Десятник кривил губу под длинными усами:

– Отец Митрий, следующей весной снарядим тебя к самояди. Будешь нести слово Божие. А там, глядишь, и ясак[4] потечет речкой, крещеные инородцы куда сговорчивее будут.

Отец Димитрий кивал ему кротко, крестился и возносил глаза к небу.

* * *

Наспех выхлебав овсяное варево, заправленное оленьей требухой, Басурман вызвался отнести миску священнику. Меченый пнул его для острастки, выругался сквозь усы, помянув отца Димитрия похабным словом:

– Попишка б не корчил из себя незнамо кого-перекого… Да к нам шел есть, за стол. Отправили мне на беду святошу! Иди, Басурман, да не опрокинь, а то кнута изведаешь.

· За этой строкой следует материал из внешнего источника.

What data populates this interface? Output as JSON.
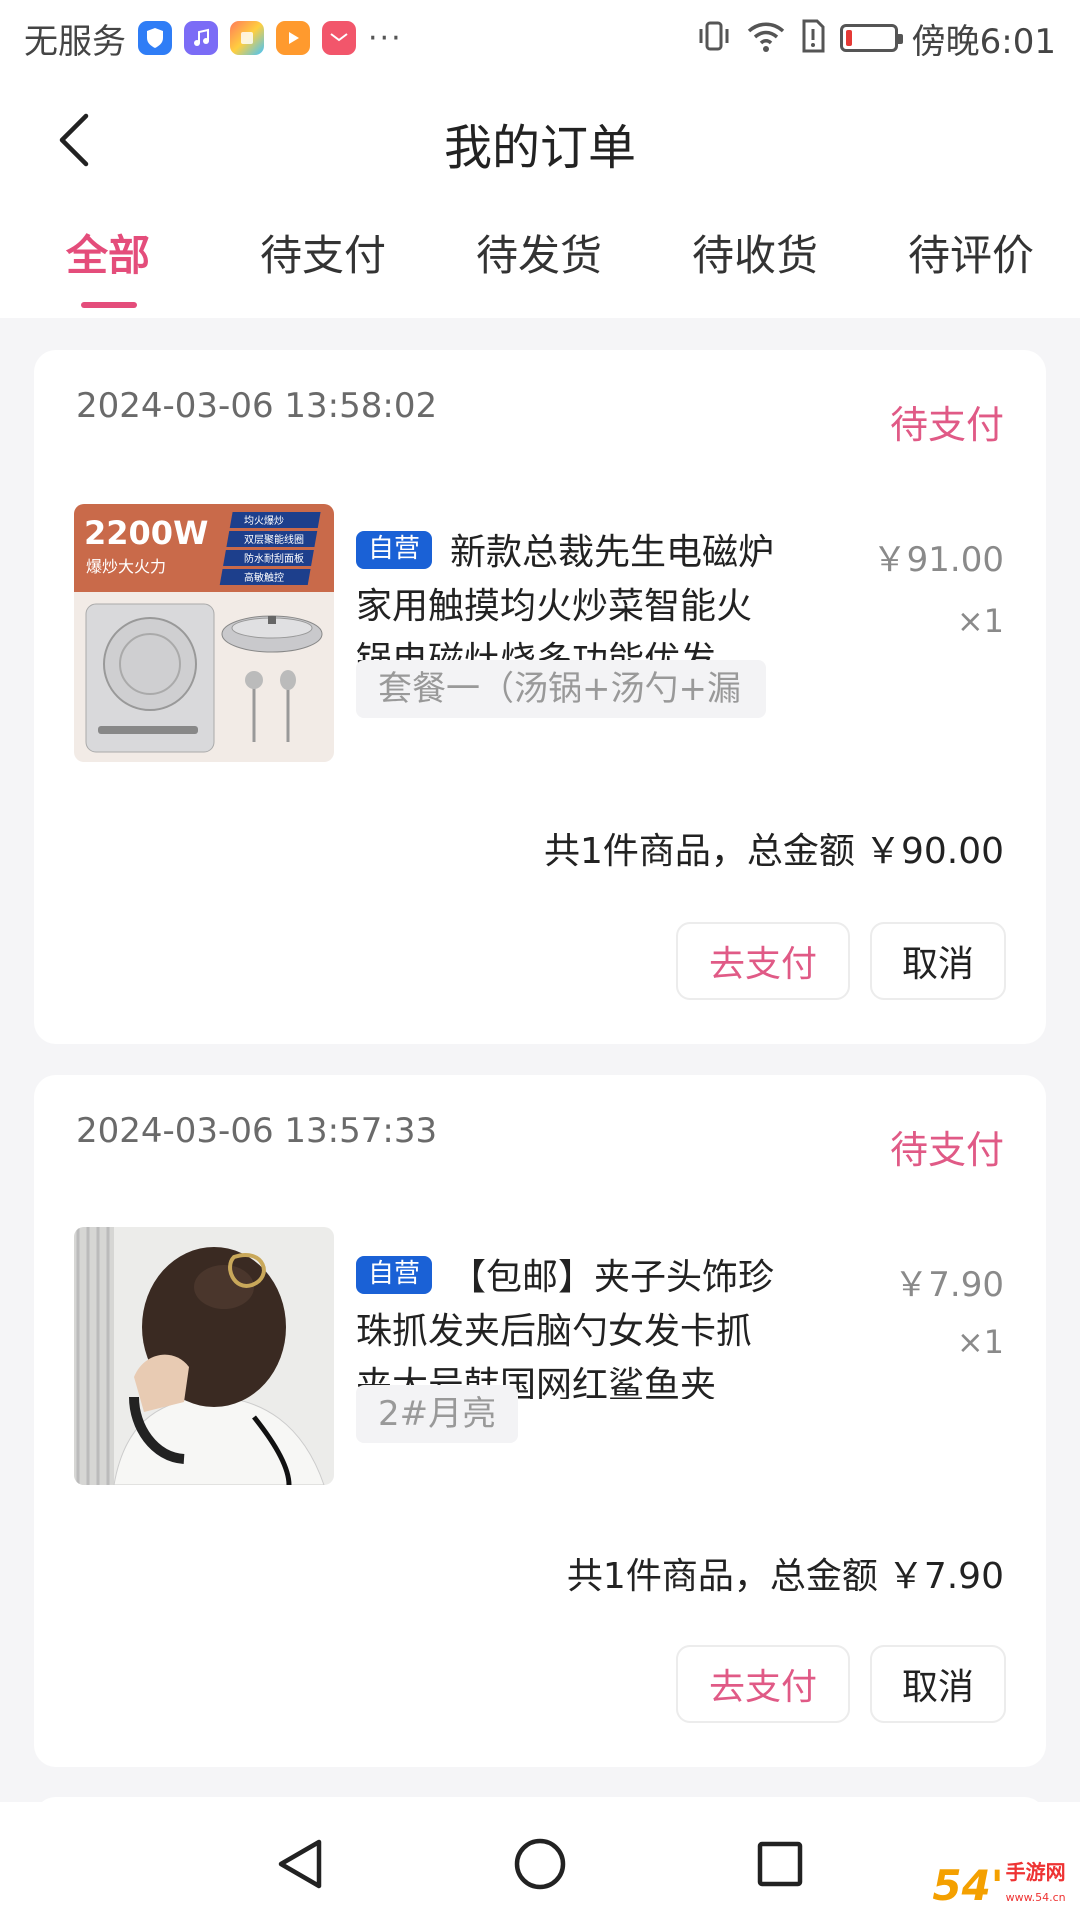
{
  "status_bar": {
    "carrier": "无服务",
    "more": "···",
    "time": "傍晚6:01",
    "app_icons": [
      "shield-app-icon",
      "music-app-icon",
      "store-app-icon",
      "video-app-icon",
      "huawei-app-icon"
    ],
    "battery_fraction": 0.08
  },
  "header": {
    "title": "我的订单"
  },
  "tabs": [
    {
      "label": "全部",
      "active": true
    },
    {
      "label": "待支付",
      "active": false
    },
    {
      "label": "待发货",
      "active": false
    },
    {
      "label": "待收货",
      "active": false
    },
    {
      "label": "待评价",
      "active": false
    }
  ],
  "orders": [
    {
      "time": "2024-03-06 13:58:02",
      "status": "待支付",
      "badge": "自营",
      "product_title": "新款总裁先生电磁炉家用触摸均火炒菜智能火锅电磁灶烧多功能优发",
      "spec": "套餐一（汤锅+汤勺+漏",
      "price": "￥91.00",
      "qty": "×1",
      "summary_label": "共1件商品，总金额",
      "summary_amount": "￥90.00",
      "pay_label": "去支付",
      "cancel_label": "取消",
      "thumb": {
        "power": "2200W",
        "slogan": "爆炒大火力",
        "features": [
          "均火爆炒",
          "双层聚能线圈",
          "防水耐刮面板",
          "高敏触控"
        ]
      }
    },
    {
      "time": "2024-03-06 13:57:33",
      "status": "待支付",
      "badge": "自营",
      "product_title": "【包邮】夹子头饰珍珠抓发夹后脑勺女发卡抓夹大号韩国网红鲨鱼夹",
      "spec": "2#月亮",
      "price": "￥7.90",
      "qty": "×1",
      "summary_label": "共1件商品，总金额",
      "summary_amount": "￥7.90",
      "pay_label": "去支付",
      "cancel_label": "取消"
    }
  ],
  "nav": {
    "back": "back-triangle-icon",
    "home": "home-circle-icon",
    "recents": "recents-square-icon"
  },
  "watermark": {
    "brand": "54'",
    "text": "手游网",
    "domain": "www.54.cn"
  },
  "colors": {
    "accent": "#e44d7b",
    "status_pink": "#e05a86",
    "badge_blue": "#1a61d6",
    "background": "#f5f5f7"
  }
}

Басурман осторожно взял миску, стараясь не расплескать ни капли, с одной рукой это было непросто. Меченый выставил сапог, обшитый по местному обычаю оленьим мехом, глумливо смотрел, как Басурман пытается его обойти, и все же пнул вновь. Тот зашатался, миска накренилась, казаки замерли – то-то забава! Но Басурман удержался на ногах. И вышел наружу, сопровождаемый мужским гоготом.

Небольшая церковь примыкала одной стеной к амбарам, другой – к жилой избе, и далеко идти не пришлось. Он согнулся в три погибели, поклонился кресту и ликам святых, покрутил головой.

– Отец Димитрий… Отец Димитрий! – сначала шепотом, потом все громче повторял он, словно священник мог прятаться от назойливой паствы.